Após quase trinta anos de negociações, o Congresso Nacional está na fase final para aprovar o acordo de livre comércio entre o Mercosul e a União Europeia. O governo federal tem a expectativa de que o Senado Federal finalize a votação do texto nesta quarta-feira, 4, encerrando assim o processo de ratificação pelo parlamento brasileiro.
Na manhã do mesmo dia, o acordo será analisado pela Comissão de Relações Exteriores e, posteriormente, encaminhado ao plenário do Senado. Caso aprovado, o texto seguirá para sanção do presidente Luiz Inácio Lula da Silva. A equipe econômica considera o cenário de notificação formal à União Europeia ainda no mês de março, o que possibilitaria a entrada em vigor do tratado em maio, conforme previsto.
Representantes do governo classificam o acordo como o mais importante da história comercial do Brasil e um dos mais significativos firmados pelo Sul Global. O processo legislativo teve ritmo acelerado, com apenas 16 dias entre a assinatura do acordo, realizada em janeiro no Paraguai, e seu envio ao Congresso Nacional, após avaliações técnicas, jurídicas e aprovação da Casa Civil.

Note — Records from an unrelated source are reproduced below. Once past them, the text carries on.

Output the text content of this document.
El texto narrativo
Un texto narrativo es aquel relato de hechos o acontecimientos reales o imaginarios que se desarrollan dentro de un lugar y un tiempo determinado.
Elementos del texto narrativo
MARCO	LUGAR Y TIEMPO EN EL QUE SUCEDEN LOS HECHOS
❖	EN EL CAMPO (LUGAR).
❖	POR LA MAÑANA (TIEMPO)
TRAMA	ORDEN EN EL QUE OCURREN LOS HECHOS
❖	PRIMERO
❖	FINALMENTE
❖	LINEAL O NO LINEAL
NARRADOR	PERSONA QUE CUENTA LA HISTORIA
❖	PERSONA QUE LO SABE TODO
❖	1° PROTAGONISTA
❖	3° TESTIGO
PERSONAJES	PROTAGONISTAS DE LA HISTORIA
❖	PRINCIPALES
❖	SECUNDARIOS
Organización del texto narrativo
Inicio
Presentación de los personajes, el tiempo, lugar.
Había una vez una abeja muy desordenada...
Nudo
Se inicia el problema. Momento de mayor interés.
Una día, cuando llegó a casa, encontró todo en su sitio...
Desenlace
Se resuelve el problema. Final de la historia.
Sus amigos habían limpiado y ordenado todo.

Em âmbito regional, a Argentina já comunicou oficialmente à União Europeia a finalização dos seus procedimentos internos. O Uruguai deve anunciar a conclusão em breve, enquanto o Paraguai, que retornou esta semana às atividades legislativas, demonstra avanço rápido na ratificação.

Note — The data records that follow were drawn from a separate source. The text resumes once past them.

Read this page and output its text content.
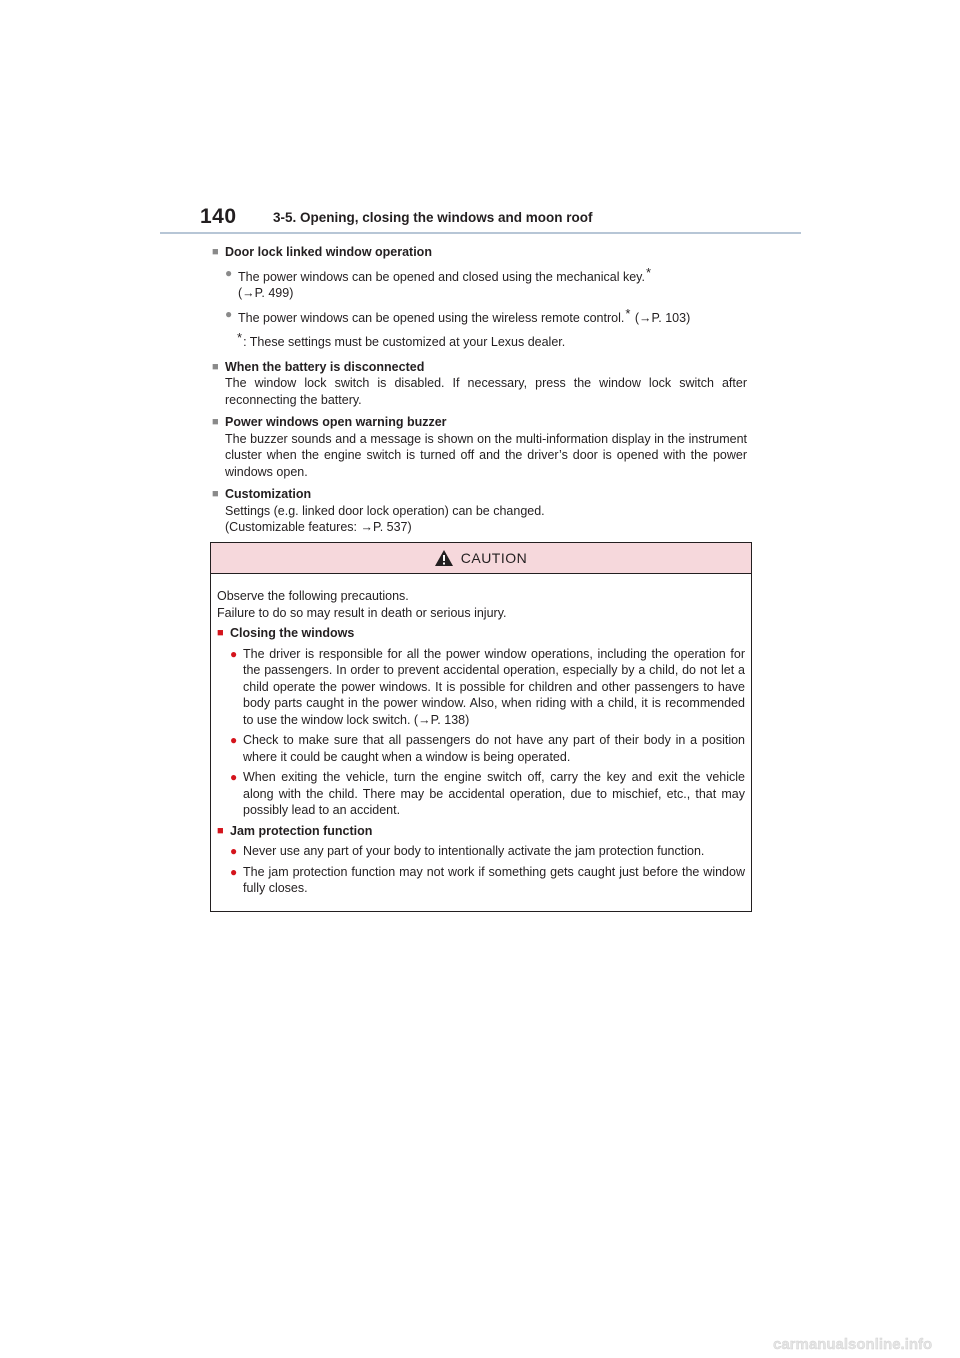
140	3-5. Opening, closing the windows and moon roof
■ Door lock linked window operation
● The power windows can be opened and closed using the mechanical key.*
(→P. 499)
● The power windows can be opened using the wireless remote control.* (→P. 103)
*: These settings must be customized at your Lexus dealer.
■ When the battery is disconnected
The window lock switch is disabled. If necessary, press the window lock switch after reconnecting the battery.
■ Power windows open warning buzzer
The buzzer sounds and a message is shown on the multi-information display in the instrument cluster when the engine switch is turned off and the driver’s door is opened with the power windows open.
■ Customization
Settings (e.g. linked door lock operation) can be changed.
(Customizable features: →P. 537)
CAUTION
Observe the following precautions.
Failure to do so may result in death or serious injury.
■ Closing the windows
● The driver is responsible for all the power window operations, including the operation for the passengers. In order to prevent accidental operation, especially by a child, do not let a child operate the power windows. It is possible for children and other passengers to have body parts caught in the power window. Also, when riding with a child, it is recommended to use the window lock switch. (→P. 138)
● Check to make sure that all passengers do not have any part of their body in a position where it could be caught when a window is being operated.
● When exiting the vehicle, turn the engine switch off, carry the key and exit the vehicle along with the child. There may be accidental operation, due to mischief, etc., that may possibly lead to an accident.
■ Jam protection function
● Never use any part of your body to intentionally activate the jam protection function.
● The jam protection function may not work if something gets caught just before the window fully closes.
carmanualsonline.info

No lado europeu, a presidente da Comissão Europeia, Ursula von der Leyen, mostrou interesse em ativar o mecanismo de vigência provisória do acordo, possibilitando que a parte comercial entre em vigor antes da deliberação final do Parlamento Europeu e análise do Tribunal de Justiça da União Europeia.
O acordo prevê que 55,3% das importações brasileiras da União Europeia terão o Imposto de Importação zerado em dez anos ou mais. A redução imediata, entre zero e quatro anos, beneficiará 14,5% das importações, sendo a maior parte já com tarifa base zero. Cerca de 10% das importações ficarão fora do acordo.
O tratado mantém mecanismos para defesa comercial, como antidumping e salvaguardas. O governo planeja publicar em breve um decreto com regras claras para investigação e aplicação dessas medidas, válido para todos os acordos do Mercosul.
Simulações do governo indicam efeitos positivos como aumento de 0,34% no PIB brasileiro até 2044, crescimento dos investimentos, redução dos preços ao consumidor e expansão das exportações. Atualmente, a União Europeia, composta por 27 países, é o segundo maior parceiro comercial do Brasil.